Under the existing norms, the exposures included in the retail portfolio of banks are assigned a risk weight of 75% if they meet certain criteria, including the low value of individual exposures. The increase in exposure limit could lead to a rise in the much-needed credit flow to the small business segment.
“The regulatory changes for retail loans are quite timely and will encourage banks to go for higher retail lending as we head into the festive season," said Amitabh Chaudhry, chief executive, Axis Bank.
Small businesses and retail borrowers are perhaps the worst hit by the covid-19 pandemic, crimping their ability to repay existing debt. The central bank has in the past supported these sectors by allowing a repayment moratorium and debt recasts. The government has proposed to waive off compound interest for micro, small and medium enterprise (MSME) and individual borrowers between April and September, although a final decision is yet to be announced.
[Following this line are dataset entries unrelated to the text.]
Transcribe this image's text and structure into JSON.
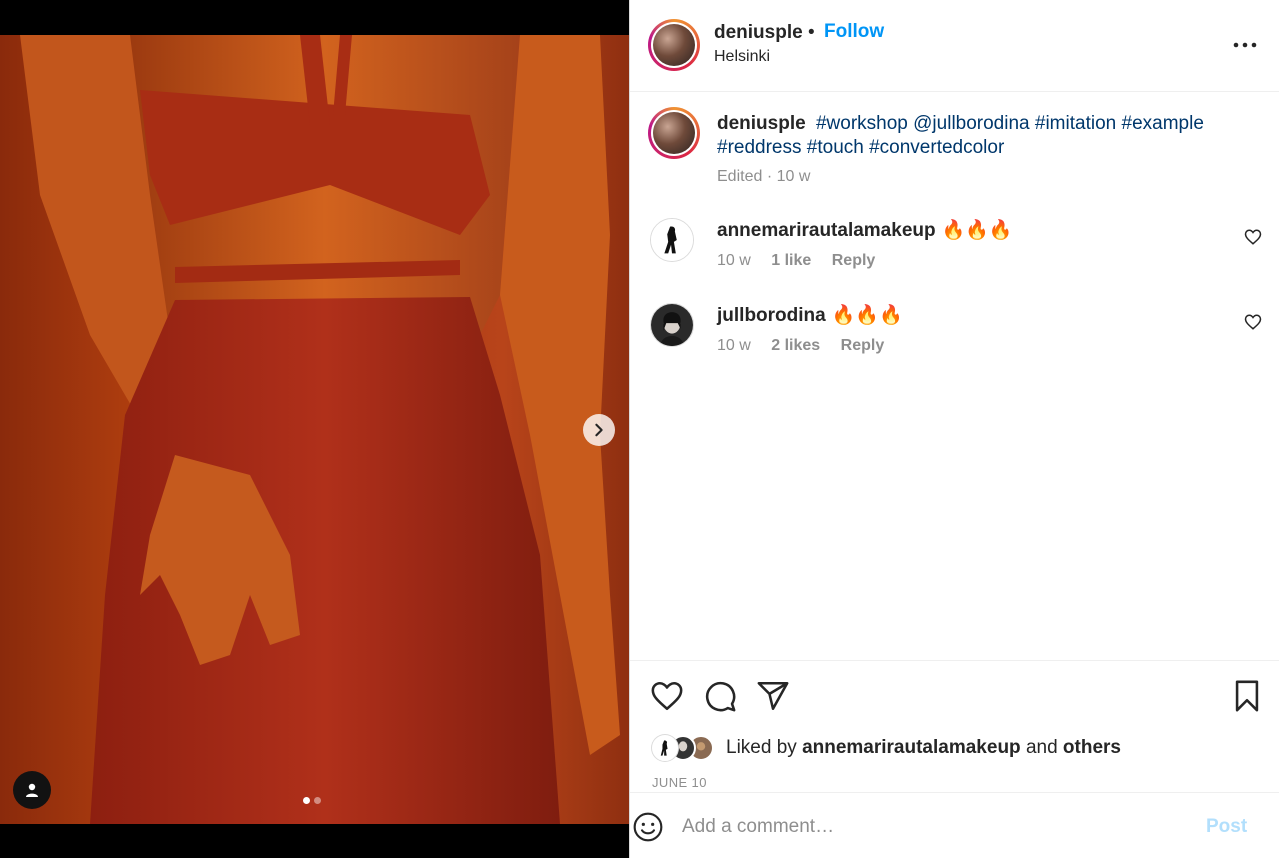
{
  "post": {
    "username": "deniusple",
    "separator": "•",
    "follow_label": "Follow",
    "location": "Helsinki",
    "caption_user": "deniusple",
    "caption_tags": [
      "#workshop",
      "@jullborodina",
      "#imitation",
      "#example",
      "#reddress",
      "#touch",
      "#convertedcolor"
    ],
    "caption_meta": "Edited · 10 w"
  },
  "comments": [
    {
      "user": "annemarirautalamakeup",
      "text": "🔥🔥🔥",
      "age": "10 w",
      "likes": "1 like",
      "reply": "Reply"
    },
    {
      "user": "jullborodina",
      "text": "🔥🔥🔥",
      "age": "10 w",
      "likes": "2 likes",
      "reply": "Reply"
    }
  ],
  "likes": {
    "prefix": "Liked by",
    "user": "annemarirautalamakeup",
    "middle": "and",
    "others": "others"
  },
  "date": "JUNE 10",
  "composer": {
    "placeholder": "Add a comment…",
    "post_label": "Post"
  },
  "carousel": {
    "count": 2,
    "active": 0
  },
  "colors": {
    "accent": "#0095f6",
    "tag": "#00376b",
    "muted": "#8e8e8e",
    "post_disabled": "#b2dffc"
  },
  "icons": [
    "next-arrow-icon",
    "tag-people-icon",
    "more-options-icon",
    "heart-icon",
    "comment-icon",
    "share-icon",
    "bookmark-icon",
    "emoji-icon"
  ]
}
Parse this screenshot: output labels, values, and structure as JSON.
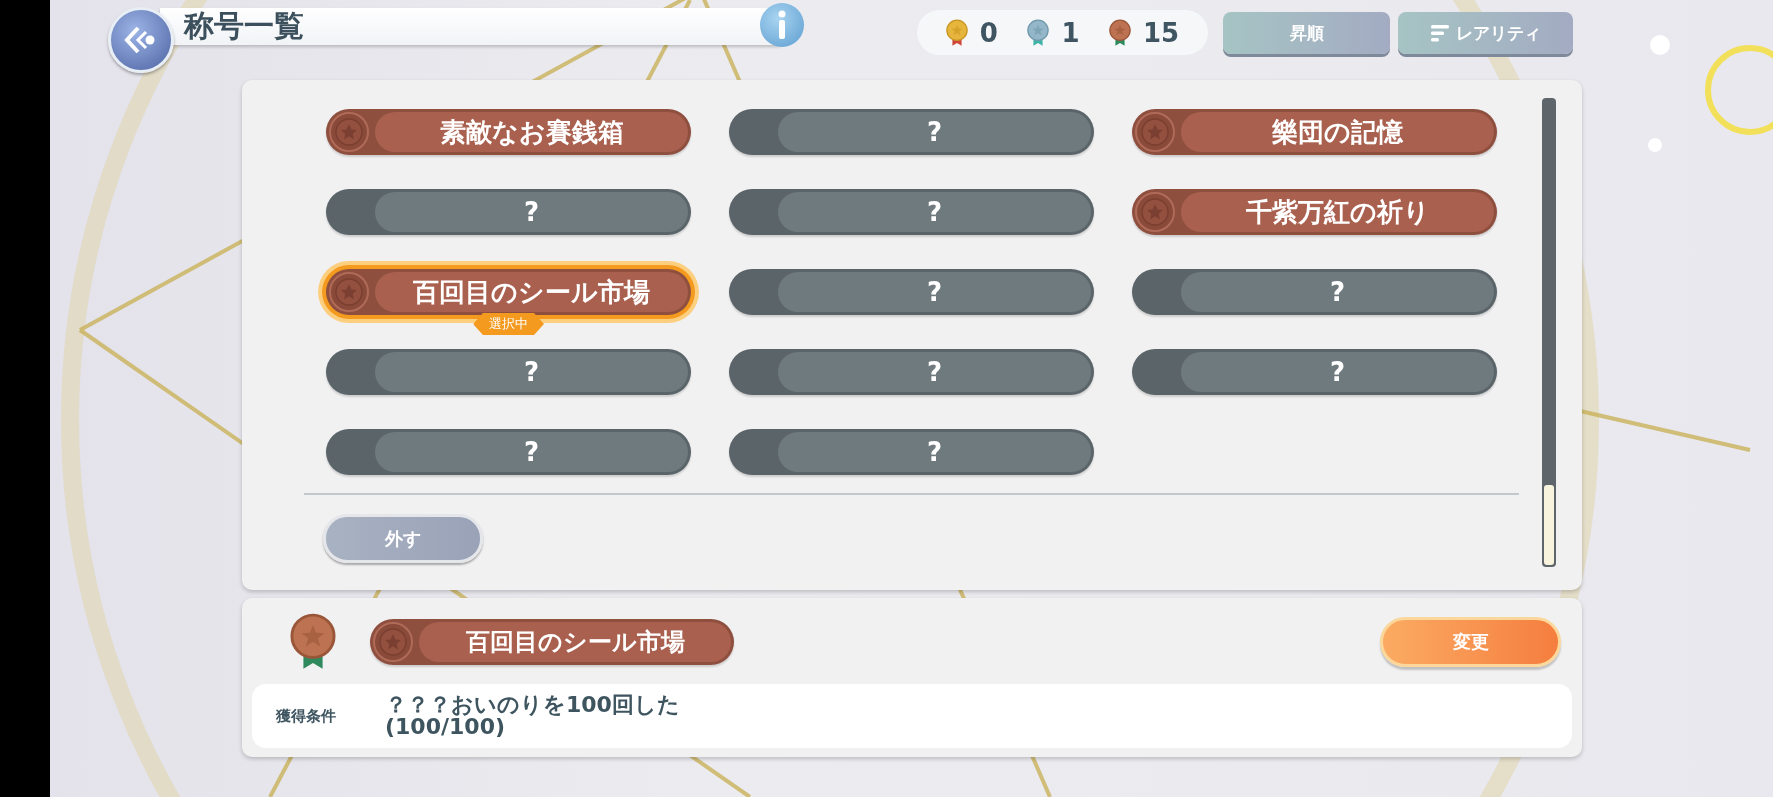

Experts believe that the move will be beneficial for banks and borrowers alike. While borrowers might expect a lower rate of interest on some loans, lenders will be able to conserve capital, not so readily available for banks.
While this move will not provide relief on capital requirements for banks on their existing loan portfolio, the reduced risk weights will enable them to lower their lending rates on fresh loans, improving credit demand and consumption, said A.M. Karthik, vice-president, Icra.
To be sure, the transmission of repo rate cuts to small borrowers have been significantly higher than other sectors, as pointed out by RBI. According to RBI, there has been a significant improvement in transmission to all new loans sanctioned since October 2019 when the new floating rate loans to these two sectors were mandatorily linked to an external benchmark.
Meanwhile, RBI also allowed housing finance companies to co-originate priority loans with banks, which so far were restricted to non-banking financial companies (NBFCs). This measure is expected to boost the flow of credit to the underserved segments of the economy.